Why Do We Settle in Our Relationships?
By Bill Scalzitti - The Coach for Romance
Many of us crave a relationship. We yearn for a romantic relationship, to such an extreme degree that we make unwise choices inevitably leading to sadness, dissatisfaction, and broken hearts.
Many of us do this over and over again, unconsciously repeated patterns that simply do not work. Unfortunately, the majority of the adult singles population fit into this way of thinking, desiring a loving, nurturing, and safe relationship, but not finding it. WHY? BECAUSE WE SETTLE.
Why do we settle? We settle out of desperation, frustration, because our biological clock is ticking and so on. We also settle because we don’t know what will make us happy, who will make us happy and how to make some logical sense out of the ever-changing and confusing singles scene.

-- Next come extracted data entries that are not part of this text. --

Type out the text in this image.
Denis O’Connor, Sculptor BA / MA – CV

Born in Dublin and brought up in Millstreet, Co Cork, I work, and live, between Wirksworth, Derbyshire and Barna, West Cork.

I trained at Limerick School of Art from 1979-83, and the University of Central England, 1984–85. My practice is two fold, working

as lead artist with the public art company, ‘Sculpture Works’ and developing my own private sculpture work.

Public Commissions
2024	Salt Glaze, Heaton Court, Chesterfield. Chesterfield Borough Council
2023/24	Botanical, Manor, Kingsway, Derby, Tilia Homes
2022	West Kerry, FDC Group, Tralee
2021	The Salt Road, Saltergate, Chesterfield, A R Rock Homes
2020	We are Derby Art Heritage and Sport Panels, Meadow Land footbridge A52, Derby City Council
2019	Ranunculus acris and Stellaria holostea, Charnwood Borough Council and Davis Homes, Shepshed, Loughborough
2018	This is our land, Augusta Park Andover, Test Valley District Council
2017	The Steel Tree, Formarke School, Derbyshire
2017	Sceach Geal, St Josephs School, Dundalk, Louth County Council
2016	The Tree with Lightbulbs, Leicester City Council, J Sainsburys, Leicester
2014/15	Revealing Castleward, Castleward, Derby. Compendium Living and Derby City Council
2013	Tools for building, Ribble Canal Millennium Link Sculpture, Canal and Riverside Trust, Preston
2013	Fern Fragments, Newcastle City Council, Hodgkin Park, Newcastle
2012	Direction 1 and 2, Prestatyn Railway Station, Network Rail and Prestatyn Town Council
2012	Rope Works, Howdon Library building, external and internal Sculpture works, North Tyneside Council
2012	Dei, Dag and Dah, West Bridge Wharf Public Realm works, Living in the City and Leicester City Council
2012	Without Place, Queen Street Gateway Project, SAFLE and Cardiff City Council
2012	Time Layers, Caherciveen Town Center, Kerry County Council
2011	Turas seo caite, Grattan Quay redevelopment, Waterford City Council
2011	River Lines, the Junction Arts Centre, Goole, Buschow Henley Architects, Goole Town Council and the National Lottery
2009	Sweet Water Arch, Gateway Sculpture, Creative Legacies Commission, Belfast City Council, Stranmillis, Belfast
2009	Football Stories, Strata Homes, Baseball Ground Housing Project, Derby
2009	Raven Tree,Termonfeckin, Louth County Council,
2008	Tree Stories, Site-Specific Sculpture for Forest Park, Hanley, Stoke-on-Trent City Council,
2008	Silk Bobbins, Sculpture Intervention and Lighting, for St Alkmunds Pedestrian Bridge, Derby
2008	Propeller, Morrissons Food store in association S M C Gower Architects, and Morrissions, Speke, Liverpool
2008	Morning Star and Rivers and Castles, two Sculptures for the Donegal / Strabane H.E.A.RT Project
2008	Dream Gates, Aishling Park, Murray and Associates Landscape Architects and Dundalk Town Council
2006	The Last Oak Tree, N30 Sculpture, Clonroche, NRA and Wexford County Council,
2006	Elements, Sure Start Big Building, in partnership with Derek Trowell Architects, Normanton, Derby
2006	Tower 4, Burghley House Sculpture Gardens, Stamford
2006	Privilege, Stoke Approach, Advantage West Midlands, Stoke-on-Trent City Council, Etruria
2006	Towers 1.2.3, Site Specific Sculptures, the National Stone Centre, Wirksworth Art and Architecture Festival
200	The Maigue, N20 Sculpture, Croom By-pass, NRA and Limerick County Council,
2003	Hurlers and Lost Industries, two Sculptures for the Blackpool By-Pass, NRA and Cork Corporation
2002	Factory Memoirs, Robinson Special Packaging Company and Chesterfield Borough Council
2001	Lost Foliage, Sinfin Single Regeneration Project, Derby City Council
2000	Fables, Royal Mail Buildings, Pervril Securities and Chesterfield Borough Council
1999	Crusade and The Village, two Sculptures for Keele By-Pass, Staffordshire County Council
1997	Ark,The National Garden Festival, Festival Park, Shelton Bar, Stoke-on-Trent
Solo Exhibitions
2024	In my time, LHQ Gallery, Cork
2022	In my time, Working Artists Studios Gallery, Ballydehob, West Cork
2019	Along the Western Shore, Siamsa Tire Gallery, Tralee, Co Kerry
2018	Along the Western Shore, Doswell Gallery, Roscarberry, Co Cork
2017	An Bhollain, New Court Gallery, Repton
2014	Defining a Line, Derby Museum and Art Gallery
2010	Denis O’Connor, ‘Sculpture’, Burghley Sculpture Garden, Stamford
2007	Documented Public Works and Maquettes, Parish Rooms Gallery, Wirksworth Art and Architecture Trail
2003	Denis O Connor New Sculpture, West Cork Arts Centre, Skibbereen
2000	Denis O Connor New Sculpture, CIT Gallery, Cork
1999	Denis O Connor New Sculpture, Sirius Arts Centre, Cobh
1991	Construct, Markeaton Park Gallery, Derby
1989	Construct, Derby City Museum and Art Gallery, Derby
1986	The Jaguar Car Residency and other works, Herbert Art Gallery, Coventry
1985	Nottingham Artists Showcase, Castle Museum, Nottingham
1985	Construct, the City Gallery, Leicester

What is settling? Settling is accepting less than what we deserve, less than we truly feel we are worth, or simply not knowing what or who will make us happy in a romantic relationship. When we settle for less than we truly desire, we are committing the greatest crime of passion, and we can think of-condemning ourselves to a life of unhappiness and self-deprecation. Shortchanging ourselves out of the fear of being single and not having someone to love is a one-way ride to disaster and heartbreak.
When we look deeper into the reasons why we settle, we find that we were raised to believe that we will fall in love, marry, have a family, and live happily ever after. When we look around, we find that the majority of marriages fail, and a good number of those that stay together are unhappy. Because when we are usually trying to find our way through the relationship maze, we are trying to decipher what type of person best fits our needs and will give us that magical romantic relationship. One possible reason that this does not work is that the criteria we use to select our mates are flawed. Information in our heads was put there, with good intent by our parents, teachers, religious leaders, the media and so on. We need to re-examine these beliefs to honestly know who we are so we can find the romantic relationship we have always desired.
How do I stop settling? In order to stop settling you need a new way of thinking about romantic relationships, you need to stop having relationship by chance and find relationships by choice. You need to transform the way you think about relationships. You need to develop a profile of who you are and what you are looking for in a romantic relationship. You also need to know what you will not accept in a mate. When you find these red flags, do not try to change them, just leave.